Bulgur with Feta and Shrimp

An ideal one-bowl meal, super-simple to make but with a lot going on.
TIME 30 to 40 minutes
MAKES 4 servings
2 tablespoons olive oil
1 medium onion, chopped
1½ cups medium- or coarse-grind bulgur
Salt and freshly ground black pepper
1 cup chopped tomatoes (drained canned are fine)
½ cup dry white wine (like Sauvignon Blanc or Pinot Grigio) or water
2 cups water or chicken, beef, or vegetable stock
½ cup crumbled feta cheese
½ pound shrimp, peeled and cut into 1-inch pieces if large
½ cup chopped fresh parsley leaves for garnish

1 Put the oil in a large skillet over medium heat.
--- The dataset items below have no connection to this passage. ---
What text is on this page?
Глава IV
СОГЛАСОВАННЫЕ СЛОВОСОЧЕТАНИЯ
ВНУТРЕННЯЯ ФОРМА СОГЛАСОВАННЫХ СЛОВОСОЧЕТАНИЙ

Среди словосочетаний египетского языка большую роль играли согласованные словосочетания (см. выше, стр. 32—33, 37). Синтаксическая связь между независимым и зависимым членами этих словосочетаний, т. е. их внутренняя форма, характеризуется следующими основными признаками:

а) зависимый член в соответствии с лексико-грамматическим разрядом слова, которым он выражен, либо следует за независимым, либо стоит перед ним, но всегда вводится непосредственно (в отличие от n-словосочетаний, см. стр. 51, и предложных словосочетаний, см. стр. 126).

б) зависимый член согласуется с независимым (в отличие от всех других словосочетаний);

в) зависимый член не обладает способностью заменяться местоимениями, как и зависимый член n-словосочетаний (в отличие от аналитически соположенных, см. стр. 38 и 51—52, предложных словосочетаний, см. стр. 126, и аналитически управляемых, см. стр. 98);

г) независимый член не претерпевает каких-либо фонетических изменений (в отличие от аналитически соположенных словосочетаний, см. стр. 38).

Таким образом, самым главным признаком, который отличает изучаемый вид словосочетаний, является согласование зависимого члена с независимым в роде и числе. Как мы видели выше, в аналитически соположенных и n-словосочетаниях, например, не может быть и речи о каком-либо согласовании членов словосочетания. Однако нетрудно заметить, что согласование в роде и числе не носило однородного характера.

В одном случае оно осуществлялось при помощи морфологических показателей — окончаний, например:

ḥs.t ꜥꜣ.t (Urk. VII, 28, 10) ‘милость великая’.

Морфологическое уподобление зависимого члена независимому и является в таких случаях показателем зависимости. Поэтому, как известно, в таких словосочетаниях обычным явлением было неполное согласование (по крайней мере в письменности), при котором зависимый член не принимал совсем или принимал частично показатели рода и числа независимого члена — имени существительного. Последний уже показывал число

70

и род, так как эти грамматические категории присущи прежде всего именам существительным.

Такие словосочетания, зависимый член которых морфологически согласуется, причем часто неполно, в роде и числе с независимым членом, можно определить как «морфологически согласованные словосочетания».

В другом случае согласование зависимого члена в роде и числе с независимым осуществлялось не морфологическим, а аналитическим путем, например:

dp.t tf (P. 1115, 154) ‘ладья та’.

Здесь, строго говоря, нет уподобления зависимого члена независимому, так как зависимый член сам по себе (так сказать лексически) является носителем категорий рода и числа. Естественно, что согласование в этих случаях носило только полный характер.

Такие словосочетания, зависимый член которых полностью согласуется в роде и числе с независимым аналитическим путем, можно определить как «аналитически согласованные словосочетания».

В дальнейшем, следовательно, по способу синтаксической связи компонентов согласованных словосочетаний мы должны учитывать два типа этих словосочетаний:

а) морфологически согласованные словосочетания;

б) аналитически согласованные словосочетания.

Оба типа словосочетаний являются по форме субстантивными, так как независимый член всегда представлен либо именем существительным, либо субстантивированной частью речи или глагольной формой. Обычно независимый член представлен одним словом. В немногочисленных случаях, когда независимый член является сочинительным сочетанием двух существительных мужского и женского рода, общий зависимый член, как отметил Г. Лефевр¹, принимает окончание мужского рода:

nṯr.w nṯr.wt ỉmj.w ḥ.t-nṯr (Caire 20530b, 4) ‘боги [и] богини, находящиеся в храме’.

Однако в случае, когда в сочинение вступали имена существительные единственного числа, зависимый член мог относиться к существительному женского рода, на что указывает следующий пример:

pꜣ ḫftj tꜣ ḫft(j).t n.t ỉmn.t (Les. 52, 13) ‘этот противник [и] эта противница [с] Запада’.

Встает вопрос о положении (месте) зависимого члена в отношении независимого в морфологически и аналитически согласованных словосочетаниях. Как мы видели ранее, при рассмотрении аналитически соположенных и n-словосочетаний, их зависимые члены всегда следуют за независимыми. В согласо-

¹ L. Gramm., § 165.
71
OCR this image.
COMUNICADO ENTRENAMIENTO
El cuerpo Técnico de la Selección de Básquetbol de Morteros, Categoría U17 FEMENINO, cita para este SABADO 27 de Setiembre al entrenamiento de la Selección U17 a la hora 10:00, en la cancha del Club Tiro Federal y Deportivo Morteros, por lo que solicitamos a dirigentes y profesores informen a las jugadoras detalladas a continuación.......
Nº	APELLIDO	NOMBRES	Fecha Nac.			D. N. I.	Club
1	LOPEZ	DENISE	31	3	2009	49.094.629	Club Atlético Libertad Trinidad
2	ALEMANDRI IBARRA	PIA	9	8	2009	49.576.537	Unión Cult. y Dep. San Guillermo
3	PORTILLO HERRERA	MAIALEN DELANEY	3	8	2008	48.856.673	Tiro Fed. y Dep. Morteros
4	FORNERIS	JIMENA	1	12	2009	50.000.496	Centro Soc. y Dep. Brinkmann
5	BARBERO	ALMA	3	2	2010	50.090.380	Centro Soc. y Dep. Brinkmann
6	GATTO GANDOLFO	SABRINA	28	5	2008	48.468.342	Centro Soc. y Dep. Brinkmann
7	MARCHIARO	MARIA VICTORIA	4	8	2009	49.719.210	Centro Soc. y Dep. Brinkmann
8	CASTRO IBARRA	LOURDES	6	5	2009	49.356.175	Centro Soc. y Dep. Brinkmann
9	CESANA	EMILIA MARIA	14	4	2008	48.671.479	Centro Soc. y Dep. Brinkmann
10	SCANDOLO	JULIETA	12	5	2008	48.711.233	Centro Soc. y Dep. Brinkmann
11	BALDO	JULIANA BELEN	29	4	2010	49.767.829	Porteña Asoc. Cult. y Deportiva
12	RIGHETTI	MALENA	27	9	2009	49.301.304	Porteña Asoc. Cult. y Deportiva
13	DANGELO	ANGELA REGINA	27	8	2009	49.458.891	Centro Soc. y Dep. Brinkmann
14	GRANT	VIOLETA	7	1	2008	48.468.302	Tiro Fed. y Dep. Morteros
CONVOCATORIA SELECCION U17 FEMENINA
When it’s hot, add the onion and cook, stirring occasionally, until it softens, 3 to 5 minutes. Add the bulgur and stir until it is glossy and coated with oil; sprinkle with salt and pepper.

2 Stir in the tomatoes and wine and continue stirring for about 1 minute. Then add the water. Bring the liquid to a boil, then lower the heat so that it bubbles gently; cover and cook, undisturbed, for 5 minutes.

3 Taste the bulgur. If it seems dry, add 2 more tablespoons water and cook for another minute. When the bulgur is no longer gritty but still a little chewy, stir in the feta and shrimp with a fork, cover again, and cook for 5 minutes.

4 Turn off the heat and let the pan sit for at least 5 and up to 10 minutes. Taste, adjust the seasoning, and fluff the mixture with a fork. Serve garnished with the parsley.

  • Bulgur with Parmesan and Spinach Skip the shrimp and use grated Parmesan instead of the feta. Roughly chop 1 pound fresh spinach and add it in Step 3 along with the cheese. (Just put it on top of the bulgur, where it will wilt.) Continue with the recipe.

  • Bulgur comes in different grinds, or sizes, sometimes identified by numbers: #1 is fine, #2 is medium, and #3 and #4 are coarse. The size of the grind affects how long it takes for bulgur to become tender: Including resting times, fine bulgur will become tender in 5 to 10 minutes, medium in 10 to 15 minutes, and coarse in 15 to 20 minutes.
  • Don’t skip the step where you let the bulgur sit after cooking; it will continue to soften and absorb liquid.